When Yohannes Gizaw was a student in Ethiopia, he wasn't sure what to do with his life. But a look at the country's flag started him on a mission to plant trees all over the African nation.
"I bought the flag of my country and there are three colors," said Gizaw, an environmentalist and university lecturer. "In these three colors, I saw meaning." The Ethiopian flag is red, yellow – and green. And a green path is the one he decided to pursue by reforesting his country.
When he took up his job as a lecturer at Sodo University in south-central Ethiopia, Gizaw began mobilizing students to plant trees in the once-lush but now degraded mountains surrounding the town of Wolaita Sodo. That was in 2008. Since then, Sodo University has set up a nursery for trees and 31 others around the country have followed suit. Gizaw and those inspired by his actions have planted around 5 million trees to date, including in important watersheds, he says.
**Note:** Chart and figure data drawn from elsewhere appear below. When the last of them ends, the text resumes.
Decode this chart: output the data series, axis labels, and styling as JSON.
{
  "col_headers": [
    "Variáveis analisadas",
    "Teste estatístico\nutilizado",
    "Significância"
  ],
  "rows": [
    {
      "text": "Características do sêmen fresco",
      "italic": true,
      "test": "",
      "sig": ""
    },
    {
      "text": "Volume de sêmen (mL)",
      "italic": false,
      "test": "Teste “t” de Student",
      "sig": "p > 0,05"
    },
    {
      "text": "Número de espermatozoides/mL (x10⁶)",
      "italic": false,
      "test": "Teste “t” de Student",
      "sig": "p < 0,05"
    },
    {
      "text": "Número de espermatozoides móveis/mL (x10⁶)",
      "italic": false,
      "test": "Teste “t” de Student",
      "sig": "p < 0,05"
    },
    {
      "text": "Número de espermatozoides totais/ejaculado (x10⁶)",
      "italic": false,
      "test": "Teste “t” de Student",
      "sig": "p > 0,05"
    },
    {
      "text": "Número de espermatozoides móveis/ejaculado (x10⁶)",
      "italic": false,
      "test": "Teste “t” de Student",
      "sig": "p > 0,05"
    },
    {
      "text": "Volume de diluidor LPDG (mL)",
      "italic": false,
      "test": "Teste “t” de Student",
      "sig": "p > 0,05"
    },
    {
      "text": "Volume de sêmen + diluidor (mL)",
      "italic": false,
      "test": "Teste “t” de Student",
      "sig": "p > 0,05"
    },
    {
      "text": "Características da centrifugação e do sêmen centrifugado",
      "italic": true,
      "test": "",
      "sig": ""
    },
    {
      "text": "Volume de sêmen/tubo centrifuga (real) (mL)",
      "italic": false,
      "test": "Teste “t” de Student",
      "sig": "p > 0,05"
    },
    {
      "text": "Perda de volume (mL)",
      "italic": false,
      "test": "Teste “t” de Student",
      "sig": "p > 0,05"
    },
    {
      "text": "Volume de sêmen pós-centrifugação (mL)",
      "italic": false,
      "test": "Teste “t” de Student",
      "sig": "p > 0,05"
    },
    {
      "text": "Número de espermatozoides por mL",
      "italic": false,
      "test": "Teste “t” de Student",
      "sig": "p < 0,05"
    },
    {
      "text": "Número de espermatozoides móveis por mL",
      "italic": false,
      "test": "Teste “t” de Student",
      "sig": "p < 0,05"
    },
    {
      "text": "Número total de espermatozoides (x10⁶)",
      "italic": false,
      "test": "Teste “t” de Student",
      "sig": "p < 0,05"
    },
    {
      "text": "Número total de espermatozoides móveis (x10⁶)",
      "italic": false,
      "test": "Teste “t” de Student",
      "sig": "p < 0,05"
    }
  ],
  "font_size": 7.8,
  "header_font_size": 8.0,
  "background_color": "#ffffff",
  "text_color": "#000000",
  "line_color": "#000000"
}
Between 30 and 40 percent of Ethiopia was covered in forest up to the late 19th century. Tree cover has dwindled to around 4.5 percent due to clearing of land for agricultural use and for fuel. That's led to desertification and has exacerbated problems for farmers already struggling with drought because trees can store water for dry spells.
"You can see lakes are dry, rivers are disappearing," said Gizaw. "That's because of poor environmental protection. So my aim is just to regain our lost green."
Until then he achieves that aim, he says he will continue to plant trees in "mind of the people" and on the ground.
"Normally planting trees doesn't need philosophy, science, economy. It needs only a good spirit. With this spirit, it is possible to regain our lost legacy," said Gizaw.